Ainsi, la musique de West a beau être bien produite, agréable et émaillée de trouvailles personnelles, elle n’est pas toujours acceptable. Elle est parfois perverse. D’abord parce que Kanye West a écrit Diamonds from Sierra Leone, un hit prétendument engagé dont le remix est censé sensibiliser les classements internationaux sur le travail des petits enfants dans les mines dudit pays. Mais le refrain est un sample de dix secondes du Diamonds are forever enregistré par Shirley Bassey et produit par John Barry sur la B.O. du James Bond du même nom. Les diamants sont éternels, oui madame. Une chanson à la gloire des diamants de l’Amérique parvenue. Et d’ou qu’ils viennent, ces diamants. C’est consternant. Les pro parleront de détournement bien senti, mais les autres savent bien que Kanye West tire ici des ficelles un peu grosses. Et qu’il le sait, comme en attestent quelques paroles qui prennent les devant de cette critique.

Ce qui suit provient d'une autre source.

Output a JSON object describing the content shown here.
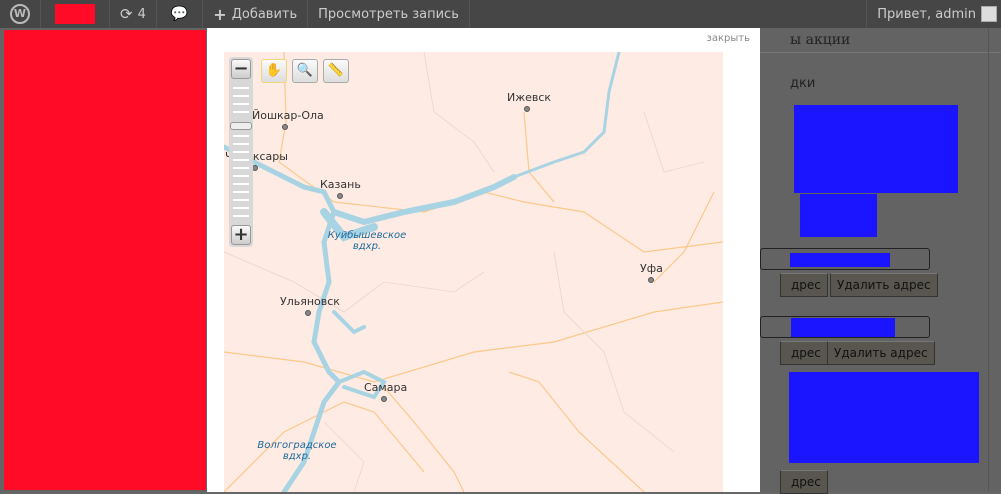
{
  "adminbar": {
    "updates_count": "4",
    "add_label": "Добавить",
    "view_label": "Просмотреть запись",
    "greeting": "Привет, admin"
  },
  "background": {
    "heading": "ы акции",
    "label": "дки",
    "buttons": [
      "дрес",
      "Удалить адрес",
      "дрес",
      "Удалить адрес",
      "дрес"
    ]
  },
  "modal": {
    "close_label": "закрыть"
  },
  "map": {
    "cities": [
      "Ижевск",
      "Йошкар-Ола",
      "Чебоксары",
      "Казань",
      "Уфа",
      "Ульяновск",
      "Самара"
    ],
    "water": [
      "Куйбышевское вдхр.",
      "Волгоградское вдхр."
    ]
  },
  "colors": {
    "redact_red": "#ff0a27",
    "redact_blue": "#1a14ff",
    "map_bg": "#feebe3",
    "water": "#a8d3e3"
  }
}
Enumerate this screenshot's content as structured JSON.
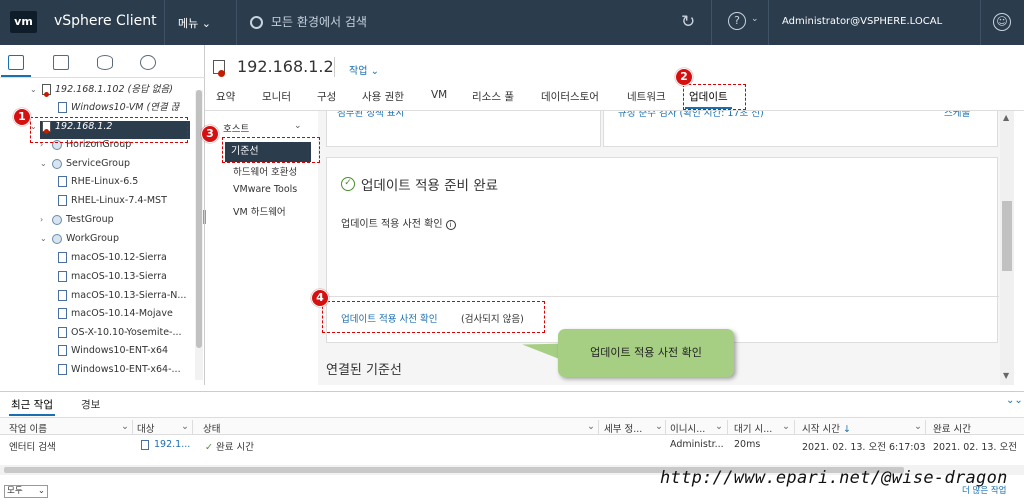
{
  "header": {
    "logo": "vm",
    "app_title": "vSphere Client",
    "menu_label": "메뉴",
    "search_placeholder": "모든 환경에서 검색",
    "user": "Administrator@VSPHERE.LOCAL",
    "colors": {
      "header_bg": "#2b3c4d",
      "accent": "#1a6fb0",
      "selected_bg": "#2b3c4d",
      "annotation": "#d51010",
      "tooltip_bg": "#a6cf84"
    }
  },
  "left_tabs": [
    "hosts-and-clusters-icon",
    "vms-and-templates-icon",
    "storage-icon",
    "networking-icon"
  ],
  "tree": [
    {
      "label": "192.168.1.102 (응답 없음)",
      "type": "host-warning",
      "expanded": true
    },
    {
      "label": "Windows10-VM (연결 끊",
      "type": "vm"
    },
    {
      "label": "192.168.1.2",
      "type": "host-warning",
      "expanded": true,
      "selected": true
    },
    {
      "label": "HorizonGroup",
      "type": "group",
      "expanded": false
    },
    {
      "label": "ServiceGroup",
      "type": "group",
      "expanded": true
    },
    {
      "label": "RHE-Linux-6.5",
      "type": "vm"
    },
    {
      "label": "RHEL-Linux-7.4-MST",
      "type": "vm"
    },
    {
      "label": "TestGroup",
      "type": "group",
      "expanded": false
    },
    {
      "label": "WorkGroup",
      "type": "group",
      "expanded": true
    },
    {
      "label": "macOS-10.12-Sierra",
      "type": "vm"
    },
    {
      "label": "macOS-10.13-Sierra",
      "type": "vm"
    },
    {
      "label": "macOS-10.13-Sierra-N...",
      "type": "vm"
    },
    {
      "label": "macOS-10.14-Mojave",
      "type": "vm"
    },
    {
      "label": "OS-X-10.10-Yosemite-...",
      "type": "vm"
    },
    {
      "label": "Windows10-ENT-x64",
      "type": "vm"
    },
    {
      "label": "Windows10-ENT-x64-...",
      "type": "vm"
    }
  ],
  "object": {
    "title": "192.168.1.2",
    "actions_label": "작업"
  },
  "tabs": [
    "요약",
    "모니터",
    "구성",
    "사용 권한",
    "VM",
    "리소스 풀",
    "데이터스토어",
    "네트워크",
    "업데이트"
  ],
  "active_tab": "업데이트",
  "subnav": {
    "section": "호스트",
    "items": [
      "기준선",
      "하드웨어 호환성",
      "VMware Tools",
      "VM 하드웨어"
    ],
    "selected": "기준선"
  },
  "content": {
    "cut_left": "첨부된 정책 표시",
    "cut_right": "규정 준수 검사 (확인 시간: 17초 전)",
    "cut_right_link": "스케줄",
    "ready_title": "업데이트 적용 준비 완료",
    "precheck_label": "업데이트 적용 사전 확인",
    "precheck_link": "업데이트 적용 사전 확인",
    "precheck_status": "(검사되지 않음)",
    "attached_baselines": "연결된 기준선"
  },
  "tooltip": "업데이트 적용 사전 확인",
  "annotations": [
    "1",
    "2",
    "3",
    "4"
  ],
  "bottom": {
    "tabs": [
      "최근 작업",
      "경보"
    ],
    "columns": [
      "작업 이름",
      "대상",
      "상태",
      "세부 정...",
      "이니시...",
      "대기 시...",
      "시작 시간",
      "완료 시간"
    ],
    "rows": [
      {
        "task": "엔터티 검색",
        "target": "192.1...",
        "status": "완료 시간",
        "details": "",
        "initiator": "Administr...",
        "queued": "20ms",
        "start": "2021. 02. 13. 오전 6:17:03",
        "end": "2021. 02. 13. 오전"
      }
    ],
    "filter": "모두",
    "more_tasks": "더 많은 작업"
  },
  "watermark": "http://www.epari.net/@wise-dragon"
}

Aujourd’hui, pour des millions d’auditeurs, l’archétype du producteur de musique black, c’est Kanye West, ce magicien. Et le flot de critiques complaisantes qui célèbrent cette sortie doit être stoppé net. Il est tragique de constater à travers cet album très bien comme il faut dans les sonorités comme dans les structures, que ce Kanye fait partie de ceux qui obéissent le plus fidèlement aux codes de la pop dominante. Et il a beau ouvrir sa grande gueule en traitant Bush de raciste (ce qui n’est pas volé…), quitte à être censuré sur les chaînes de télé, ce disque reste largement en deçà de ce que son prédécesseur laissait présager. La preuve aussi qu’une banque de sample extrêmement coûteuse, contenant de longues secondes de Curtis Mayfield, Shirley Bassey ou Gil Scott-Heron, ne suffit pas à faire un bon album.